Le piazze d’Italia si sono rimesse in moto. Migliaia di volti, giovani e anziani, studenti e lavoratori, hanno sfilato gridando “Stop al genocidio in Gaza”. Ma chi guarda bene, sa che dietro quel grido c’è molto di più: c’è il rifiuto di un potere che ha perso ogni contatto con la realtà, una classe dirigente inetta, cieca, senza visione né vergogna.
Chi ci governa parla di patria e valori, ma intanto smantella la sanità pubblica, affama la scuola, umilia il lavoro.
Predicano libertà, ma sostengono governi che bombardano bambini.
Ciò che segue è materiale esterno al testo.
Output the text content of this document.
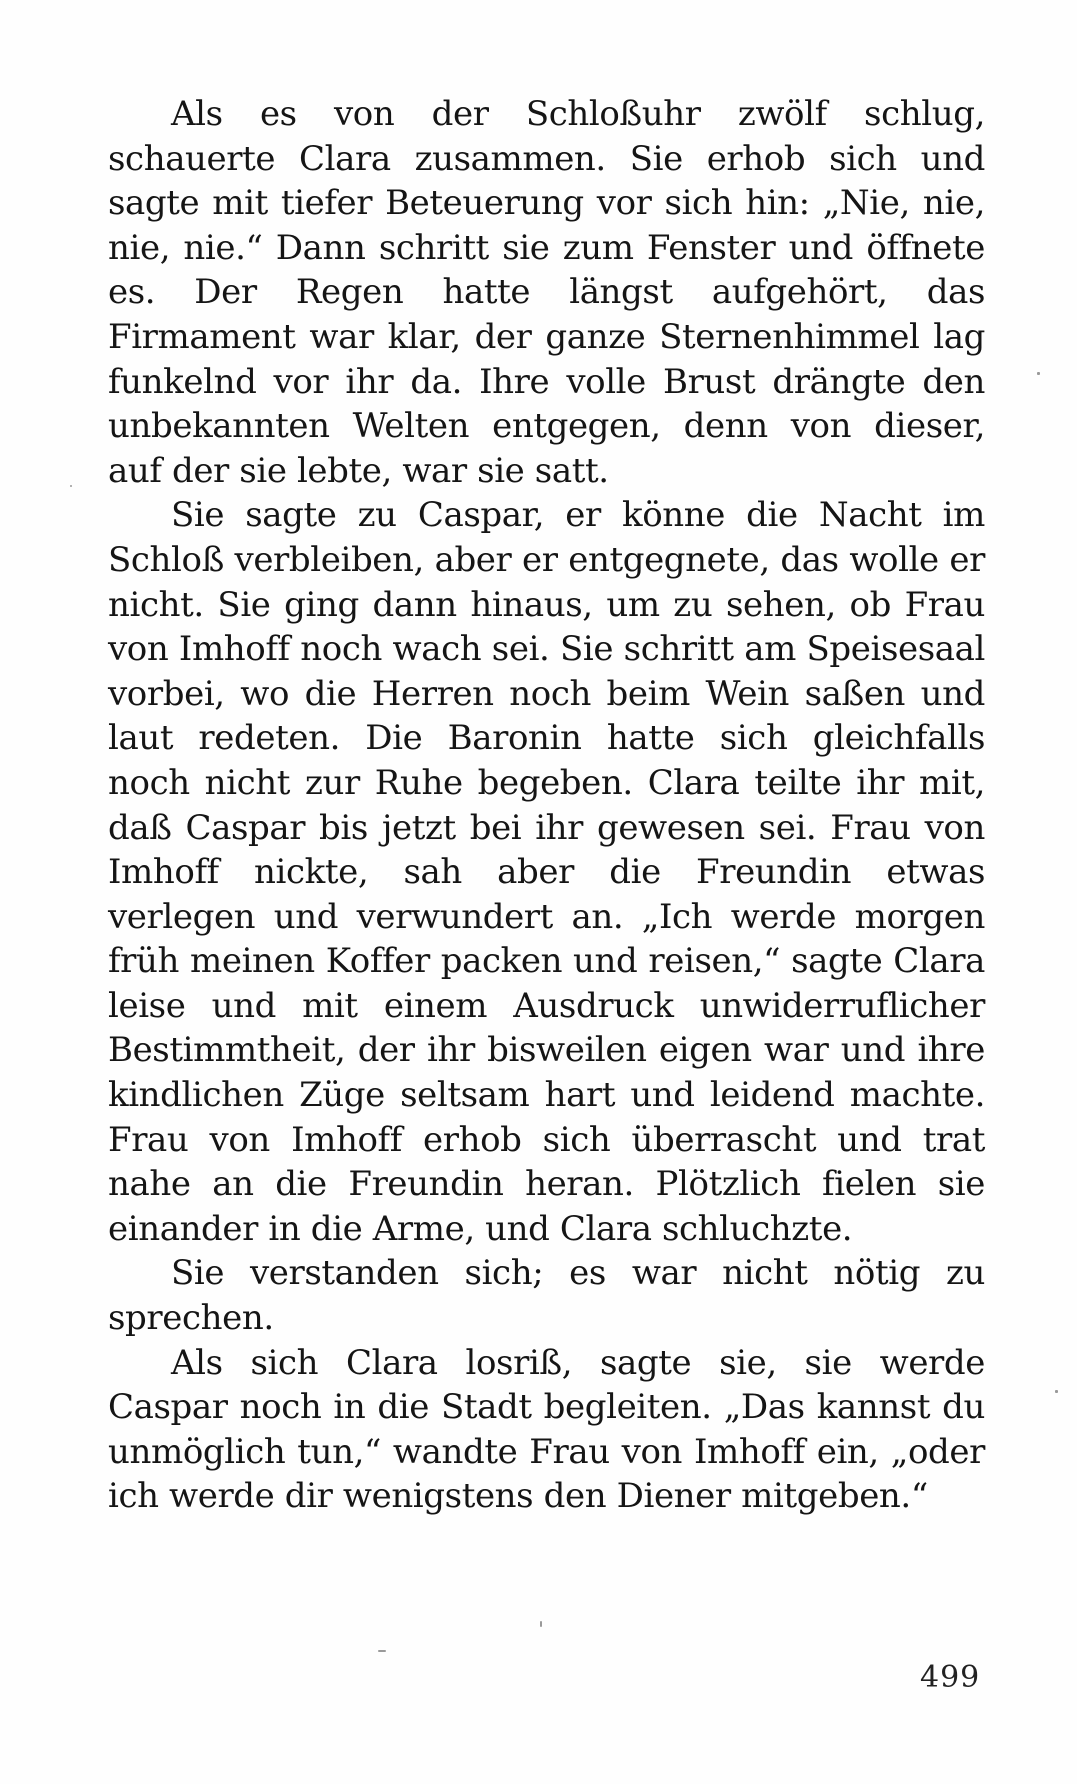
Als es von der Schloßuhr zwölf schlug, schauerte Clara zusammen. Sie erhob sich und sagte mit tiefer Beteuerung vor sich hin: „Nie, nie, nie, nie.“ Dann schritt sie zum Fenster und öffnete es. Der Regen hatte längst aufgehört, das Firmament war klar, der ganze Sternenhimmel lag funkelnd vor ihr da. Ihre volle Brust drängte den unbekannten Welten entgegen, denn von dieser, auf der sie lebte, war sie satt.

Sie sagte zu Caspar, er könne die Nacht im Schloß verbleiben, aber er entgegnete, das wolle er nicht. Sie ging dann hinaus, um zu sehen, ob Frau von Imhoff noch wach sei. Sie schritt am Speisesaal vorbei, wo die Herren noch beim Wein saßen und laut redeten. Die Baronin hatte sich gleichfalls noch nicht zur Ruhe begeben. Clara teilte ihr mit, daß Caspar bis jetzt bei ihr gewesen sei. Frau von Imhoff nickte, sah aber die Freundin etwas verlegen und verwundert an. „Ich werde morgen früh meinen Koffer packen und reisen,“ sagte Clara leise und mit einem Ausdruck unwiderruflicher Bestimmtheit, der ihr bisweilen eigen war und ihre kindlichen Züge seltsam hart und leidend machte. Frau von Imhoff erhob sich überrascht und trat nahe an die Freundin heran. Plötzlich fielen sie einander in die Arme, und Clara schluchzte.

Sie verstanden sich; es war nicht nötig zu sprechen.

Als sich Clara losriß, sagte sie, sie werde Caspar noch in die Stadt begleiten. „Das kannst du unmöglich tun,“ wandte Frau von Imhoff ein, „oder ich werde dir wenigstens den Diener mitgeben.“

499
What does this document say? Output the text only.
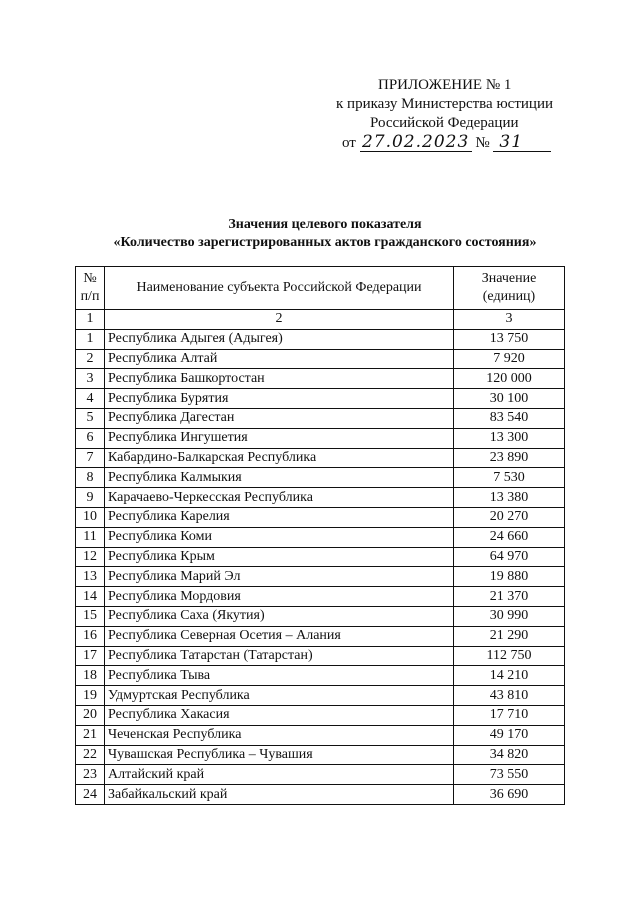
ПРИЛОЖЕНИЕ № 1
к приказу Министерства юстиции
Российской Федерации
от 27.02.2023 № 31
Значения целевого показателя
«Количество зарегистрированных актов гражданского состояния»
№ п/п	Наименование субъекта Российской Федерации	Значение (единиц)
1	2	3
1	Республика Адыгея (Адыгея)	13 750
2	Республика Алтай	7 920
3	Республика Башкортостан	120 000
4	Республика Бурятия	30 100
5	Республика Дагестан	83 540
6	Республика Ингушетия	13 300
7	Кабардино-Балкарская Республика	23 890
8	Республика Калмыкия	7 530
9	Карачаево-Черкесская Республика	13 380
10	Республика Карелия	20 270
11	Республика Коми	24 660
12	Республика Крым	64 970
13	Республика Марий Эл	19 880
14	Республика Мордовия	21 370
15	Республика Саха (Якутия)	30 990
16	Республика Северная Осетия – Алания	21 290
17	Республика Татарстан (Татарстан)	112 750
18	Республика Тыва	14 210
19	Удмуртская Республика	43 810
20	Республика Хакасия	17 710
21	Чеченская Республика	49 170
22	Чувашская Республика – Чувашия	34 820
23	Алтайский край	73 550
24	Забайкальский край	36 690
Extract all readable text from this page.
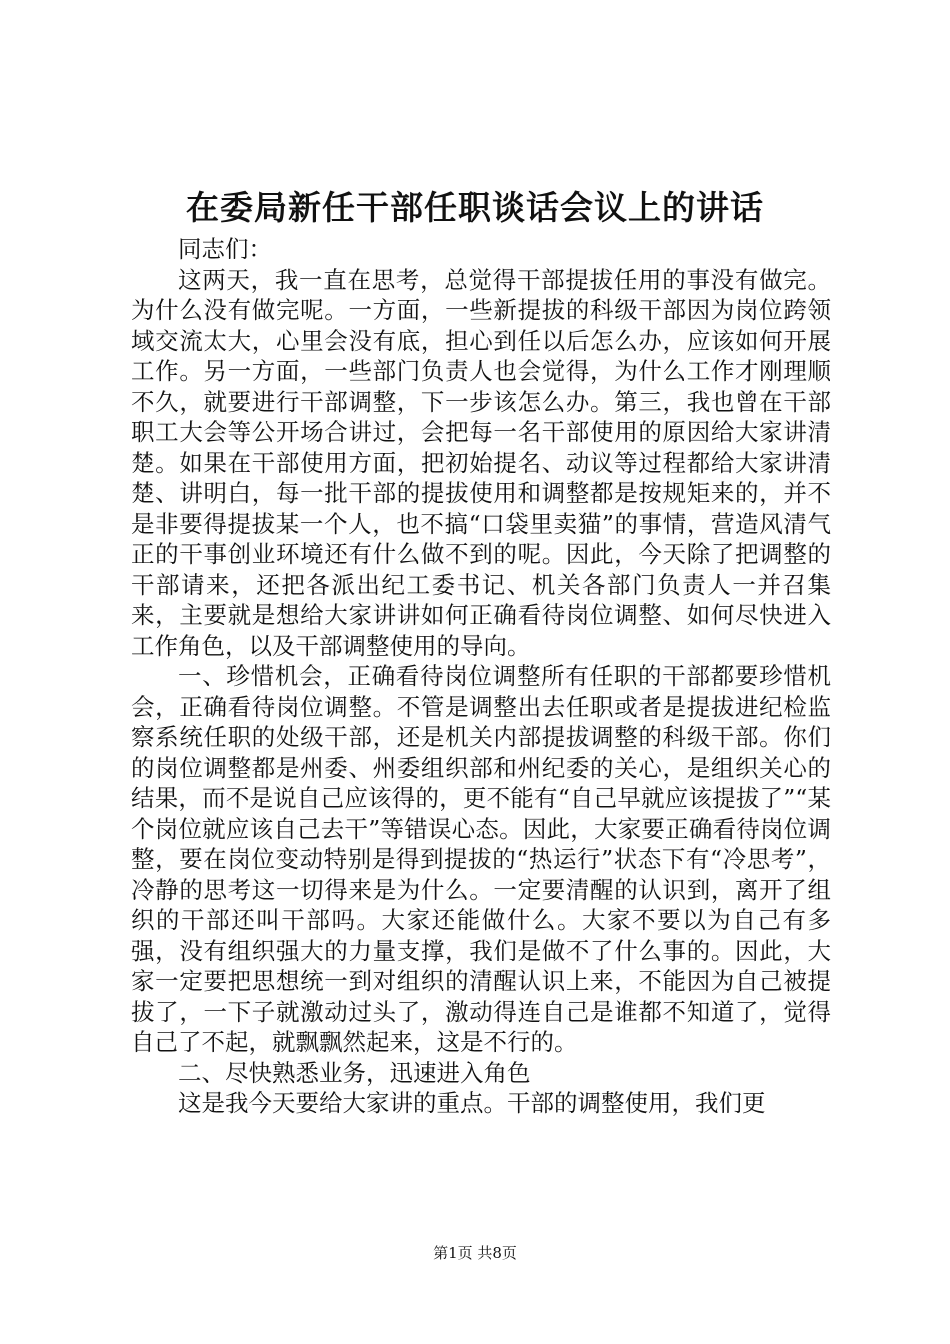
在委局新任干部任职谈话会议上的讲话

同志们：

这两天，我一直在思考，总觉得干部提拔任用的事没有做完。为什么没有做完呢。一方面，一些新提拔的科级干部因为岗位跨领域交流太大，心里会没有底，担心到任以后怎么办，应该如何开展工作。另一方面，一些部门负责人也会觉得，为什么工作才刚理顺不久，就要进行干部调整，下一步该怎么办。第三，我也曾在干部职工大会等公开场合讲过，会把每一名干部使用的原因给大家讲清楚。如果在干部使用方面，把初始提名、动议等过程都给大家讲清楚、讲明白，每一批干部的提拔使用和调整都是按规矩来的，并不是非要得提拔某一个人，也不搞“口袋里卖猫”的事情，营造风清气正的干事创业环境还有什么做不到的呢。因此，今天除了把调整的干部请来，还把各派出纪工委书记、机关各部门负责人一并召集来，主要就是想给大家讲讲如何正确看待岗位调整、如何尽快进入工作角色，以及干部调整使用的导向。

一、珍惜机会，正确看待岗位调整所有任职的干部都要珍惜机会，正确看待岗位调整。不管是调整出去任职或者是提拔进纪检监察系统任职的处级干部，还是机关内部提拔调整的科级干部。你们的岗位调整都是州委、州委组织部和州纪委的关心，是组织关心的结果，而不是说自己应该得的，更不能有“自己早就应该提拔了”“某个岗位就应该自己去干”等错误心态。因此，大家要正确看待岗位调整，要在岗位变动特别是得到提拔的“热运行”状态下有“冷思考”，冷静的思考这一切得来是为什么。一定要清醒的认识到，离开了组织的干部还叫干部吗。大家还能做什么。大家不要以为自己有多强，没有组织强大的力量支撑，我们是做不了什么事的。因此，大家一定要把思想统一到对组织的清醒认识上来，不能因为自己被提拔了，一下子就激动过头了，激动得连自己是谁都不知道了，觉得自己了不起，就飘飘然起来，这是不行的。

二、尽快熟悉业务，迅速进入角色

这是我今天要给大家讲的重点。干部的调整使用，我们更

第1页 共8页
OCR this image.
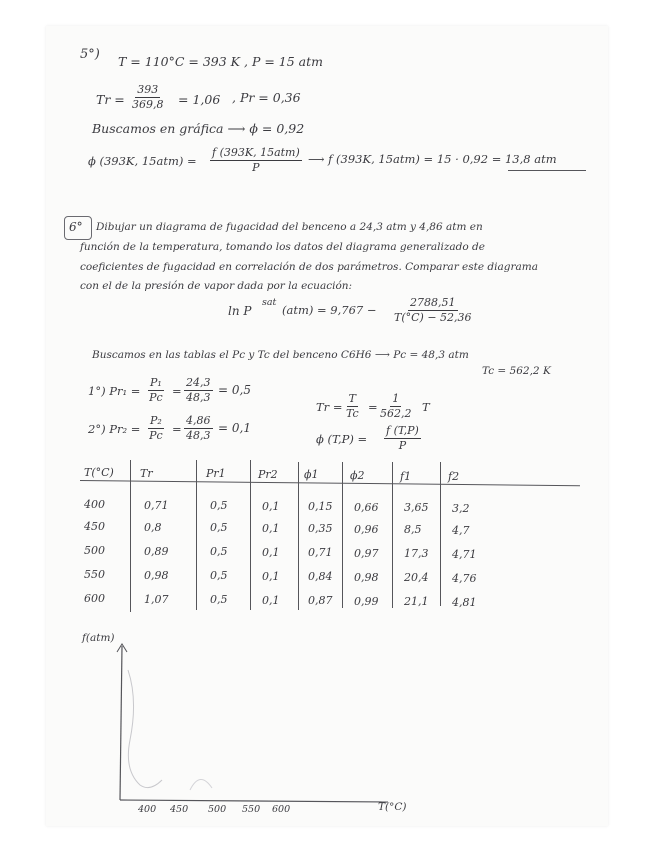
5°) T = 110°C = 393 K , P = 15 atm
$Tr = \frac{393}{369,8} = 1,06$ , Pr = 0,36
Buscamos en gráfica ⟶ ϕ = 0,92
ϕ (393K, 15atm) =
f (393K, 15atm)
P
⟶ f (393K, 15atm) = 15 · 0,92 = 13,8 atm
6° Dibujar un diagrama de fugacidad del benceno a 24,3 atm y 4,86 atm en
función de la temperatura, tomando los datos del diagrama generalizado de
coeficientes de fugacidad en correlación de dos parámetros. Comparar este diagrama
con el de la presión de vapor dada por la ecuación:
ln P
sat
$(atm) = 9,767 - \frac{2788,51}{T(^\circ C) - 52,36}$
Buscamos en las tablas el Pc y Tc del benceno C6H6 ⟶ Pc = 48,3 atm
Tc = 562,2 K
1°) $Pr_1 = \frac{\text{P₁}}{Pc} = \frac{24,3}{48,3} = 0,5$
2°) $Pr_2 = \frac{\text{P₂}}{Pc} = \frac{4,86}{48,3} = 0,1$
$Tr = \frac{T}{Tc} = \frac{1}{562,2}$ T
ϕ $(T,P) = \frac{f (T,P)}{P}$
T(°C) Tr	Pr1	Pr2 ϕ1	ϕ2	f1	f2
400	0,71	0,5	0,1	0,15 0,66 3,65 3,2
450	0,8	0,5	0,1	0,35 0,96 8,5	4,7
500	0,89	0,5	0,1	0,71 0,97 17,3 4,71
550	0,98	0,5	0,1	0,84 0,98 20,4 4,76
600	1,07	0,5	0,1	0,87 0,99 21,1 4,81
f(atm)
T(°C)
400 450 500 550 600
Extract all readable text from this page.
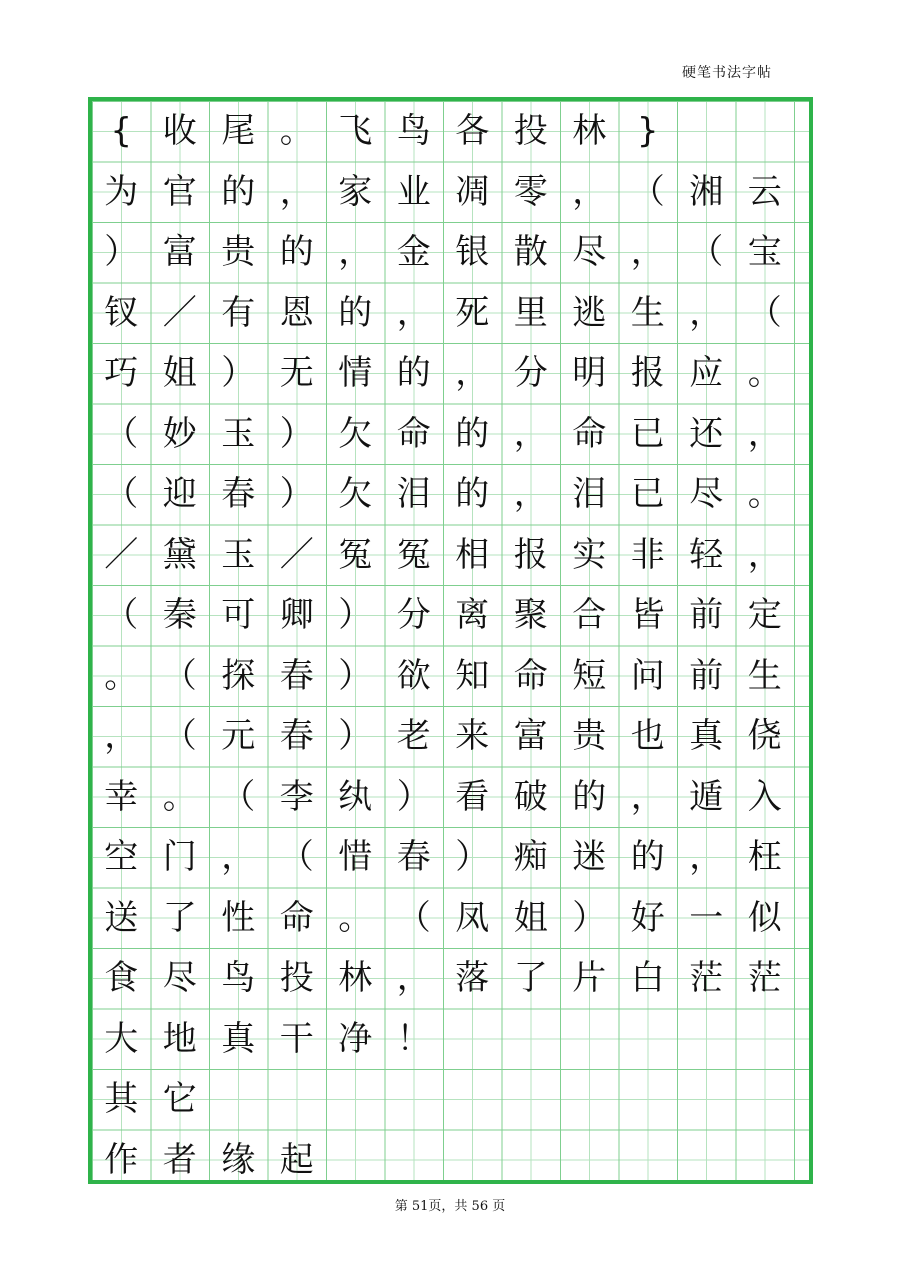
硬笔书法字帖
{ 收 尾 。 飞 鸟 各 投 林 }
为 官 的 ， 家 业 凋 零 ， （ 湘 云
） 富 贵 的 ， 金 银 散 尽 ， （ 宝
钗 ／ 有 恩 的 ， 死 里 逃 生 ， （
巧 姐 ） 无 情 的 ， 分 明 报 应 。
（ 妙 玉 ） 欠 命 的 ， 命 已 还 ，
（ 迎 春 ） 欠 泪 的 ， 泪 已 尽 。
／ 黛 玉 ／ 冤 冤 相 报 实 非 轻 ，
（ 秦 可 卿 ） 分 离 聚 合 皆 前 定
。 （ 探 春 ） 欲 知 命 短 问 前 生
， （ 元 春 ） 老 来 富 贵 也 真 侥
幸 。 （ 李 纨 ） 看 破 的 ， 遁 入
空 门 ， （ 惜 春 ） 痴 迷 的 ， 枉
送 了 性 命 。 （ 凤 姐 ） 好 一 似
食 尽 鸟 投 林 ， 落 了 片 白 茫 茫
大 地 真 干 净 ！
其 它
作 者 缘 起
第 51页，共 56 页
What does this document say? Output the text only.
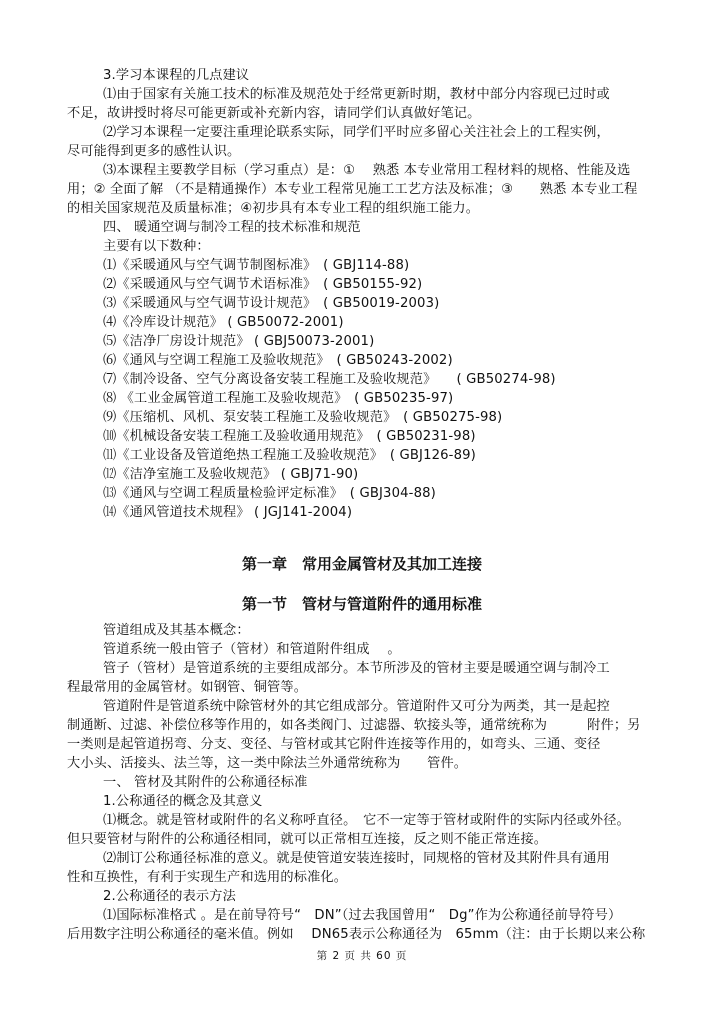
3.学习本课程的几点建议
⑴由于国家有关施工技术的标准及规范处于经常更新时期，教材中部分内容现已过时或
不足，故讲授时将尽可能更新或补充新内容，请同学们认真做好笔记。
⑵学习本课程一定要注重理论联系实际，同学们平时应多留心关注社会上的工程实例，
尽可能得到更多的感性认识。
⑶本课程主要教学目标（学习重点）是：①　 熟悉 本专业常用工程材料的规格、性能及选
用；② 全面了解 （不是精通操作）本专业工程常见施工工艺方法及标准；③　　熟悉 本专业工程
的相关国家规范及质量标准；④初步具有本专业工程的组织施工能力。
四、 暖通空调与制冷工程的技术标准和规范
主要有以下数种：
⑴《采暖通风与空气调节制图标准》　( GBJ114-88)
⑵《采暖通风与空气调节术语标准》　( GB50155-92)
⑶《采暖通风与空气调节设计规范》　( GB50019-2003)
⑷《冷库设计规范》 ( GB50072-2001)
⑸《洁净厂房设计规范》 ( GBJ50073-2001)
⑹《通风与空调工程施工及验收规范》　( GB50243-2002)
⑺《制冷设备、空气分离设备安装工程施工及验收规范》　　( GB50274-98)
⑻ 《工业金属管道工程施工及验收规范》　( GB50235-97)
⑼《压缩机、风机、泵安装工程施工及验收规范》　( GB50275-98)
⑽《机械设备安装工程施工及验收通用规范》　( GB50231-98)
⑾《工业设备及管道绝热工程施工及验收规范》　( GBJ126-89)
⑿《洁净室施工及验收规范》 ( GBJ71-90)
⒀《通风与空调工程质量检验评定标准》　( GBJ304-88)
⒁《通风管道技术规程》 ( JGJ141-2004)
第一章　常用金属管材及其加工连接
第一节　管材与管道附件的通用标准
管道组成及其基本概念：
管道系统一般由管子（管材）和管道附件组成　 。
管子（管材）是管道系统的主要组成部分。本节所涉及的管材主要是暖通空调与制冷工
程最常用的金属管材。如钢管、铜管等。
管道附件是管道系统中除管材外的其它组成部分。管道附件又可分为两类，其一是起控
制通断、过滤、补偿位移等作用的，如各类阀门、过滤器、软接头等，通常统称为　　　附件；另
一类则是起管道拐弯、分支、变径、与管材或其它附件连接等作用的，如弯头、三通、变径
大小头、活接头、法兰等，这一类中除法兰外通常统称为　　管件。
一、 管材及其附件的公称通径标准
1.公称通径的概念及其意义
⑴概念。就是管材或附件的名义称呼直径。　它不一定等于管材或附件的实际内径或外径。
但只要管材与附件的公称通径相同，就可以正常相互连接，反之则不能正常连接。
⑵制订公称通径标准的意义。就是使管道安装连接时，同规格的管材及其附件具有通用
性和互换性，有利于实现生产和选用的标准化。
2.公称通径的表示方法
⑴国际标准格式 。是在前导符号“　DN”（过去我国曾用“　Dg”作为公称通径前导符号）
后用数字注明公称通径的毫米值。例如　 DN65表示公称通径为　65mm（注：由于长期以来公称
第 2 页 共 60 页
Sbandierano sovranità, ma obbediscono a logiche di potere economico e geopolitico che ci rendono servi.
Il popolo è stanco.
Stanco dei teatrini, delle passerelle, delle promesse da campagna elettorale permanente.
Stanco di chi gioca a fare il patriota con il microfono in mano e il portafoglio pieno di appalti.
Stanco di una politica che si è fatta ufficio stampa del potere, che tace davanti al sangue innocente di Gaza come davanti alle bare che escono dagli ospedali italiani per mancanza di personale.
In piazza non c’erano solo bandiere palestinesi: c’era l’Italia vera, quella che non arriva a fine mese, quella che cura i malati, insegna ai figli degli altri, e ancora trova il coraggio di scendere per strada.
E questa Italia oggi dice basta.
Basta con un governo che chiama “riforme” i tagli alla sanità.
Basta con ministri che definiscono “meritocrazia” lo sfruttamento.
Basta con premier che parlano di Dio e Patria, ma non vedono né l’Uomo né la Giustizia.
C’è un’Italia che non si riconosce più nei suoi rappresentanti, che non si inginocchia davanti ai mercati, che non accetta di essere spettatrice di un mondo in rovina.
È l’Italia che oggi sta nelle piazze per Gaza, domani per il lavoro, dopodomani per la scuola e la sanità.
È l’Italia che ha capito che la libertà non si chiede, si prende.
E allora sì, la protesta deve continuare.
Deve travolgere l’ipocrisia, scardinare la paura, riportare dignità a una parola dimenticata: popolo.
Perché non si può restare neutrali tra chi bombarda e chi muore.
E non si può restare neutrali tra chi comanda e chi soffre.
La Storia, quella vera, non la scrivono i ministri.
La scrivono quelli che scendono in piazza, mentre il potere trema dietro i vetri blindati dei palazzi.